Sunday, July 11, 2010

Creativity Crisis

Lord of the Green Dragons has a post called "Lessons to be Learned."  It is essentially a link to an article at Newsweek titled The Creativity Crisis which you can find here.
Quote:
"In middle childhood, kids sometimes create paracosms—fantasies of entire alternative worlds. Kids revisit their paracosms repeatedly, sometimes for months, and even create languages spoken there. This type of play peaks at age 9 or 10, and it’s a very strong sign of future creativity. A Michigan State University study of MacArthur “genius award” winners found a remarkably high rate of paracosm creation in their childhoods."
Paracosm.  Cool name.  I was always curious why more of my so-called peers and school-mates didn't have their own worlds.  For a while I thought it was just another after-effect of my having been through so many bouts of hellish pneumonia, intense fevers, drowning in my own lungs, even the N.D.E.s which we didn't call that back then.  But deep down, I've always held out hope that other folks likewise had their own invented worlds...I was so happy and relieved when I discovered Tolkein and when Tim introduced me to OD&D in Junior High.  That made a real difference to me.
Quote:
"From fourth grade on, creativity no longer occurs in a vacuum; researching and studying become an integral part of coming up with useful solutions. But this transition isn’t easy. As school stuffs more complex information into their heads, kids get overloaded, and creativity suffers. When creative children have a supportive teacher—someone tolerant of unconventional answers, occasional disruptions, or detours of curiosity—they tend to excel. When they don’t, they tend to underperform and drop out of high school or don’t finish college at high rates."
No Shit.  One sympathetic and supportive teacher can really make a big difference.  But even with three supportive teachers on your side, all it takes is one jerk to derail a young person who is vulnerable, incredibly vulnerable during their formative years.  It can be hard enough to fight your way up from a hateful, evil family situation that isn't any of your fault without some sanctimonious self-righteous jerkwad to screw thigns up.
Quote:
"They’re quitting because they’re discouraged and bored, not because they’re dark, depressed, anxious, or neurotic. It’s a myth that creative people have these traits. (Those traits actually shut down creativity; they make people less open to experience and less interested in novelty.) Rather, creative people, for the most part, exhibit active moods and positive affect. They’re not particularly happy—contentment is a kind of complacency creative people rarely have. But they’re engaged, motivated, and open to the world."

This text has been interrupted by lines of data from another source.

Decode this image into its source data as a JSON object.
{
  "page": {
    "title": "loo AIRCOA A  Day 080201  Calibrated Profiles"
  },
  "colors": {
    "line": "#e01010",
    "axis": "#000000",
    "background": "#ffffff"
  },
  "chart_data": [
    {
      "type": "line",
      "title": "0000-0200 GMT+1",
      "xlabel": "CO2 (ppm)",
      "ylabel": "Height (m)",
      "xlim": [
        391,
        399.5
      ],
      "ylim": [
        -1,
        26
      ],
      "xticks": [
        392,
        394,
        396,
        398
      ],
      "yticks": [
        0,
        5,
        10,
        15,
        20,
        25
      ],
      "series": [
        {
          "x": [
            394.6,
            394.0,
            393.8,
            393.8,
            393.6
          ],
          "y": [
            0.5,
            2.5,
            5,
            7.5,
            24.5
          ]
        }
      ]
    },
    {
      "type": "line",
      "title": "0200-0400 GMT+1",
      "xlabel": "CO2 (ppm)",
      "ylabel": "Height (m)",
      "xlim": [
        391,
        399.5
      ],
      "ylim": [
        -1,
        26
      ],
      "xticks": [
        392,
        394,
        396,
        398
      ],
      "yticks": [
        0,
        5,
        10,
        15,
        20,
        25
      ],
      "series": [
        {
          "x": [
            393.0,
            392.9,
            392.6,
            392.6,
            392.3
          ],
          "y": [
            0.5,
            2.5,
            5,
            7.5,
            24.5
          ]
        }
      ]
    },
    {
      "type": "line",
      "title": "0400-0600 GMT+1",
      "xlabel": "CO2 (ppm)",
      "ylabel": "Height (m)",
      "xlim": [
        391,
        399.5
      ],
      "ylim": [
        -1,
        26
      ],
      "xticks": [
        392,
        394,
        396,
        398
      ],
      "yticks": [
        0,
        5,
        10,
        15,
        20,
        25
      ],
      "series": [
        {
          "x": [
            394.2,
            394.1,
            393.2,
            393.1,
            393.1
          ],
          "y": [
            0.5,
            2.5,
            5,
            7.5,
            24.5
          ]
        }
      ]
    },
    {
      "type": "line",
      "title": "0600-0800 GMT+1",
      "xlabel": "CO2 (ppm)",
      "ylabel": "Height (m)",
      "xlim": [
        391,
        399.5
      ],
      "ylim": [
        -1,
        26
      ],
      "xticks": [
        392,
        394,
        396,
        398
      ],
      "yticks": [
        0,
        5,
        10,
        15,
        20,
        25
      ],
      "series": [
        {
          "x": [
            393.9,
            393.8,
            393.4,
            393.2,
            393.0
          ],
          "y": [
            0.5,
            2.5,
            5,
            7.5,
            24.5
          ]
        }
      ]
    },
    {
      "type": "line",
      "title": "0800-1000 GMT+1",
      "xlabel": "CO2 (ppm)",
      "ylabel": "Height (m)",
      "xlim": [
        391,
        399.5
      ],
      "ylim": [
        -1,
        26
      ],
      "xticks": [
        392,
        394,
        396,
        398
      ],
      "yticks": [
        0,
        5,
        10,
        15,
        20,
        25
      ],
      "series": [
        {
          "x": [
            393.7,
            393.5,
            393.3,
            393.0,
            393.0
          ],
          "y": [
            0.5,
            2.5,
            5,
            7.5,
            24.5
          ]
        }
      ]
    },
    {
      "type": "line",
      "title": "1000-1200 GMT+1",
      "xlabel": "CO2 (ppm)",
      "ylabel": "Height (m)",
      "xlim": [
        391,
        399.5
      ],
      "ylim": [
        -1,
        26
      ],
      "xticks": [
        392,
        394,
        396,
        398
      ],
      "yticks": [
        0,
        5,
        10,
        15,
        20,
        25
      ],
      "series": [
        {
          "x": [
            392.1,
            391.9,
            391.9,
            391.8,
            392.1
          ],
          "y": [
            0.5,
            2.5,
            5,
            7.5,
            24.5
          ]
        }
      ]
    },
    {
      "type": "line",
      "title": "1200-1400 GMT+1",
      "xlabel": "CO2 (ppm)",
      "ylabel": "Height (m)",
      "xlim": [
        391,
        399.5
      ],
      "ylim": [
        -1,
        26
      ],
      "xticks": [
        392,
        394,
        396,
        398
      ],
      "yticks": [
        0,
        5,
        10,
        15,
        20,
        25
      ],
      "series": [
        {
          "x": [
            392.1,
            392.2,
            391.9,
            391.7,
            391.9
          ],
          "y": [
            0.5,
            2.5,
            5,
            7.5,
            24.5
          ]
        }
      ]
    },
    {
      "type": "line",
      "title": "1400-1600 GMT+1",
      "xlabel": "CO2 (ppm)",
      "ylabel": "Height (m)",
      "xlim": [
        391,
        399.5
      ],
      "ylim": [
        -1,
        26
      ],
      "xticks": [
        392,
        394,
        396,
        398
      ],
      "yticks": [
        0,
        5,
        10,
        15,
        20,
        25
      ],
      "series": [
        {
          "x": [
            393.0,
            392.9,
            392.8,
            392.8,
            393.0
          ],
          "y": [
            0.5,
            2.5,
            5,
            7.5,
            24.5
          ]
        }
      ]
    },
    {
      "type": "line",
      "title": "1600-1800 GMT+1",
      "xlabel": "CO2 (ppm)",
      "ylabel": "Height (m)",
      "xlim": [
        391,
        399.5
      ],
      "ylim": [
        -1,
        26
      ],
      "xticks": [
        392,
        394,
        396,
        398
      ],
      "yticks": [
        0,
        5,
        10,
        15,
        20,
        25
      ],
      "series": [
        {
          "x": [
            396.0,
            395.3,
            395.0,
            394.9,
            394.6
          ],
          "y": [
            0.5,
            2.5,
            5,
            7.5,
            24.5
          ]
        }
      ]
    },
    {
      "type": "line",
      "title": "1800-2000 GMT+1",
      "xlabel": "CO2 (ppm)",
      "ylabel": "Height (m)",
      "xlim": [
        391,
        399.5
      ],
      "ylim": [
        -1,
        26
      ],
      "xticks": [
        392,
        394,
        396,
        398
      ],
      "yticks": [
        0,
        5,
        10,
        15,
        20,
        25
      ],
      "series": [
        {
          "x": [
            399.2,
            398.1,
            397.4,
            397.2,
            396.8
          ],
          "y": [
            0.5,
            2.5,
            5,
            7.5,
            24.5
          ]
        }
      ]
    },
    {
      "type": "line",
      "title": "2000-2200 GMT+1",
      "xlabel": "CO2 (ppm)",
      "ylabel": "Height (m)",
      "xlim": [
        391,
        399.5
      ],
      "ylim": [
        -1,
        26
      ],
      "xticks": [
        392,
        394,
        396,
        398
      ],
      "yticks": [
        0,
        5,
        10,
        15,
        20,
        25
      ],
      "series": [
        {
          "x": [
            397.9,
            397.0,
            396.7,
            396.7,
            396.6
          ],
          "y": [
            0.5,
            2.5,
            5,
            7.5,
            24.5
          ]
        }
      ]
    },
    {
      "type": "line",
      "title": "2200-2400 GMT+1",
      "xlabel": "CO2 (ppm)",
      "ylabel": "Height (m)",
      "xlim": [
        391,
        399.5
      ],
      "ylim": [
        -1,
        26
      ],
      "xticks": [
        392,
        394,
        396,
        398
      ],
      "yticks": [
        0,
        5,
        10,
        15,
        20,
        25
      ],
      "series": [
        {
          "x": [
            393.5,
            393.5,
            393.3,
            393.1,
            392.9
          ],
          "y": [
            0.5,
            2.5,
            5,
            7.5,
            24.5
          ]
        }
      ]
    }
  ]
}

There is no contentment for artists.  That is an antithetical value that is flasely projected upon and indoctrinated into young people as though somehow 'Everyone' needs to be content.  Bullshit.  Only sheep need to be uniformly content.  Not artists.  We don't need contentment because we have art, passion and drive--those messy, organic things that scare the conformists, frighten the would-be arbiters of taste and confound the rules-makers trying to tell everyone else what they can't do.  (Good rules are open-ended guidelines that enable and empower, not extensive and arbitrary restrictions on what you can't do.)
 
Read this article.  It might help you understand how screwed-over some of your friends have been up to now and maybe we can do something about not screwing-up the generations coming up now.  That'd be cool.  Kids encouraged to get fully engaged with their imaginations and to run like hell with whatever the Muse hands them.  Can you imagine it?  How many new Tekumels might we finally see then?  What totally new and so-far unnamed and unthought of stuff might become available with just a few kind words, some encouragement and understanding?  If there's a crisis in terms of creativity, it's that there simply isn't enough of it and our current culture is stifling and hampers the free expression of real creativity as monolithic market interests choose to instead peddle corporatized sanitized conformist-script pablum instead.  Reject the mediocre.  Create.  Find that world we all are given early-on and bring it back.  We need it.  Now more than ever.